After opening in the green, Indian share markets slipped below the dotted line in the post-noon trading session. Majority of the sectoral indices are trading in the green with capital goods, consumer durable and pharma stocks being the biggest gainers. Only metal and banking stocks are trading in the red.
Retail stocks are trading mixed with Shopper's Stop and Future Retail being among the major gainers whereas Koutons Retail and Trent Ltd are trading in the red. As per a leading financial daily, Titan Industries is expecting its third quarter to remain lacklustre in the wake of weak consumer sentiment and spending. For H1FY14, sales and net profit for the company grew by 21.3% YoY and 9.8% YoY respectively largely on account of good performance during the first quarter.

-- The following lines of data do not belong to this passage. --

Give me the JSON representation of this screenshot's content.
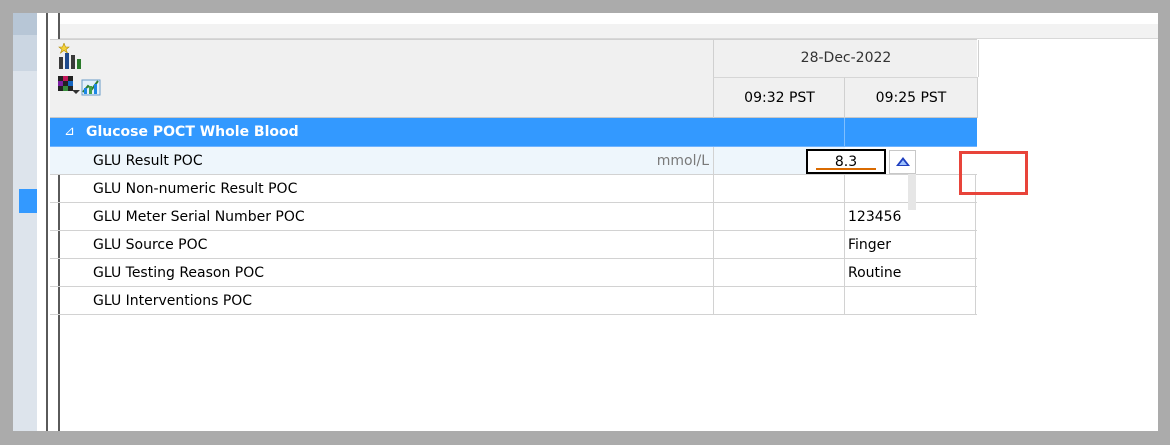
{
  "header": {
    "date": "28-Dec-2022",
    "times": [
      "09:32 PST",
      "09:25 PST"
    ]
  },
  "icons": [
    "bar-chart-sparkle-icon",
    "color-grid-chart-icon"
  ],
  "group": {
    "collapse_glyph": "⊿",
    "label": "Glucose POCT Whole Blood"
  },
  "rows": [
    {
      "label": "GLU Result POC",
      "unit": "mmol/L",
      "col1": "",
      "col2": "8.3"
    },
    {
      "label": "GLU Non-numeric Result POC",
      "col1": "",
      "col2": ""
    },
    {
      "label": "GLU Meter Serial Number POC",
      "col1": "",
      "col2": "123456"
    },
    {
      "label": "GLU Source POC",
      "col1": "",
      "col2": "Finger"
    },
    {
      "label": "GLU Testing Reason POC",
      "col1": "",
      "col2": "Routine"
    },
    {
      "label": "GLU Interventions POC",
      "col1": "",
      "col2": ""
    }
  ],
  "colors": {
    "group_bg": "#3399ff",
    "highlight_box": "#e8443a",
    "frame_bg": "#ababab"
  }
}
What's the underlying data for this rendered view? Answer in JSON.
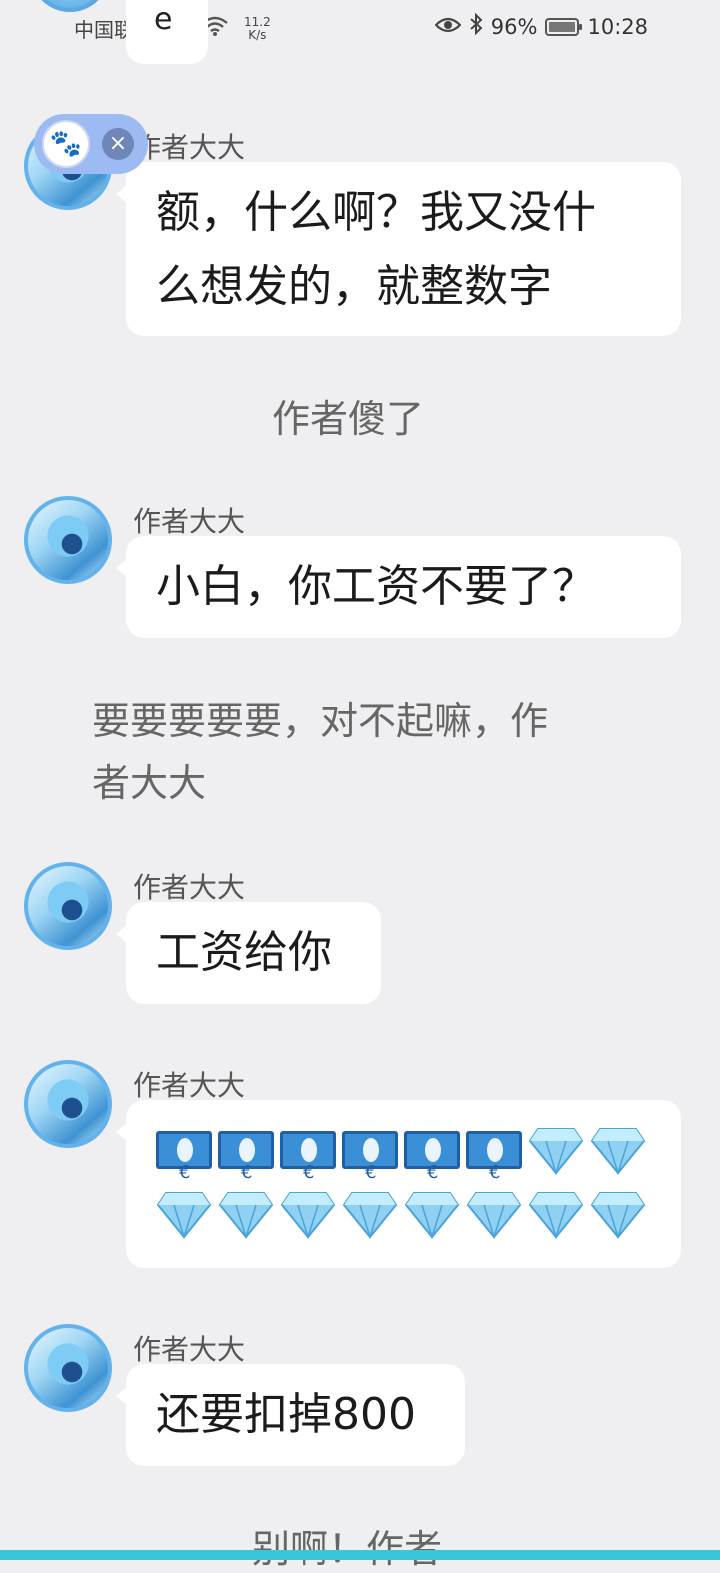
{
  "status_bar": {
    "carrier": "中国联通",
    "net_speed_value": "11.2",
    "net_speed_unit": "K/s",
    "battery": "96%",
    "time": "10:28"
  },
  "top_partial": {
    "text": "e"
  },
  "messages": [
    {
      "sender": "作者大大",
      "lines": [
        "额，什么啊？我又没什",
        "么想发的，就整数字"
      ]
    },
    {
      "narration": "作者傻了"
    },
    {
      "sender": "作者大大",
      "text": "小白，你工资不要了？"
    },
    {
      "narration_lines": [
        "要要要要要，对不起嘛，作",
        "者大大"
      ]
    },
    {
      "sender": "作者大大",
      "text": "工资给你"
    },
    {
      "sender": "作者大大",
      "emoji_rows": [
        [
          "cash-icon",
          "cash-icon",
          "cash-icon",
          "cash-icon",
          "cash-icon",
          "cash-icon",
          "diamond-icon",
          "diamond-icon"
        ],
        [
          "diamond-icon",
          "diamond-icon",
          "diamond-icon",
          "diamond-icon",
          "diamond-icon",
          "diamond-icon",
          "diamond-icon",
          "diamond-icon"
        ]
      ]
    },
    {
      "sender": "作者大大",
      "text": "还要扣掉800"
    }
  ],
  "bottom_partial": "别啊！作者",
  "floating_badge": {
    "icon": "paw-icon",
    "close": "×"
  },
  "colors": {
    "background": "#efeff1",
    "bubble": "#ffffff",
    "accent_bar": "#39c6d8",
    "avatar_ring": "#62b2ee"
  }
}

As per the company consumers are postponing their discretionary purchases for the rest of the year which is affecting their topline growth. Reportedly, the company earns 80% of its revenues from the jewellery segment and balance from watches and accessories. Apart from sluggish demand, even regulatory requirements such as upfront cash payments on gold have pulled up Titan's cost of buying gold. To add to this, the government has raised the import duty on gold to an all-time high of 10%. While the company has an advantage of having direct import licence to source all its requirements, RBI's new rule of exporting 20% of gold imported is acting an impediment for the company. Titan Industries is exploring the option of exporting but the company believes exports fetch relatively less margin. The company plans to add a little over 100 stores in the fourth quarter of FY14 and 250 stores in FY15. The company expects to spend Rs 2 bn in capital expenditure in FY15 out of which Rs 600 m is set aside for retail expansion. Titan Industries is taking measures to reduce overhead costs and is setting up a stainless steel plant in Coimbatore that will cut down costs on importing Chinese cases.
Most of the private bank stocks are trading in the red with J&K bank and IndusInd Bank being among the major losers whereas Development Credit Bank and ING Vyasya Bank are a few stocks trading in the green. As per a leading business daily, banks are looking at new segments for growth in their advances as corporate accounts have slowed down. However, growth in the personal loan segment has been holding up despite the slowdown. Reportedly there have not been many delinquencies in the segment. Banks have lowered rates on personal loans. HDFC Bank offers attractive rates on personal loans to its elite customers. The bank's personal loan segment grew 26% YoY during FY13. Federal Bank is offering overdraft facilities to its salaried account holders whereas Indian Overseas Bank has reduced interest rate on consumer loans by 2% to 13.5%. However, it may be noted the cost of servicing these loans are higher on account of small ticket size and handling of large volumes.